World Health Organization warns against permanent hearing loss due to excessive use of audio devices
Few people place a daily time limit on their music listening habits, but the World Health Organization warns that they should start doing just that. In fact, the prescribed safe length of time is one hour a day. If you’re a music junkie or an aspiring producer, it would probably be easier to limit your water consumption to one glass per day. According to data collected from various middle and high-income countries, however, almost 50 percent of people between the ages of 12 and 35 listen to cellphones or personal audio devices at “unsafe volumes.” The data also suggests that around 40 percent of young people are exposed to damaging sound levels at sporting events and nightclubs.
“As the intensity of sound increases, the permissible time for safe exposure reduces,” said Dr. Shelly Chadha, a WHO expert on hearing loss.
According to an article published BigStory.AP.org, volumes of 85 decibels are fine for a period of up to eight hours.
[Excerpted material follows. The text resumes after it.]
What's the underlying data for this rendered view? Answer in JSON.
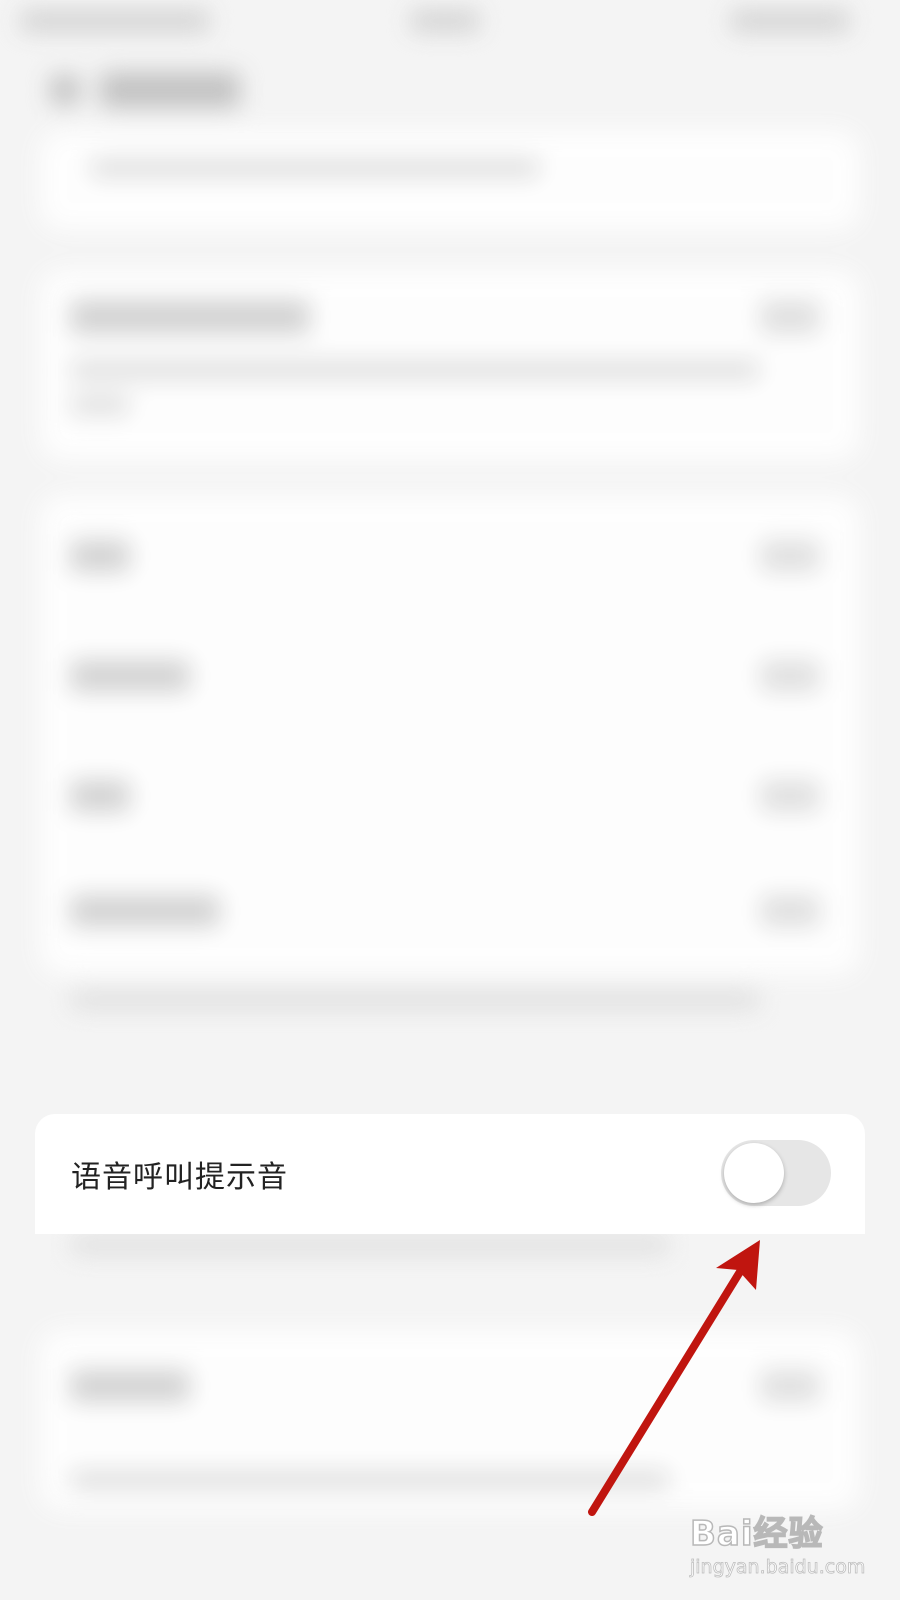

That intensity, however, is the equivalent of being stuck in traffic and nowhere near the intensity you’d experience at a music festival or nightclub. For every three decibels added to that safe number, you should cut the exposure time in half.
“Teenagers and young people can better protect their hearing by keeping the volume down on personal audio devices, wearing earplugs when visiting noisy venues, and using carefully fitted, and, if possible, canceling earphones or headphones,” said WHO, and urged listeners to take brief breaks in between listening sessions, in addition to limiting their daily use of personal audio devices to under sixty minutes.
This ‘turn-it-down or turn-it-off’ mentality is hard for many young people to swallow; in today’s day and age, people have become accustomed to listening to sounds louder than would be recommended, and a solid bassline just doesn’t sound the same unless you can feel it rumble in your throat.
Chadha gave this sobering warning in the BigStory article, though: someone who turns up the volume on his personal music player to 95 decibels for a 30-minute subway commute “is going to get irreversibly damaged (hearing) in a couple of years’ time.”
It was followed by a rather ominous statistic from WHO: about 360 million people worldwide are currently living with disabling hearing loss. Among the primary factors is exposure to noise.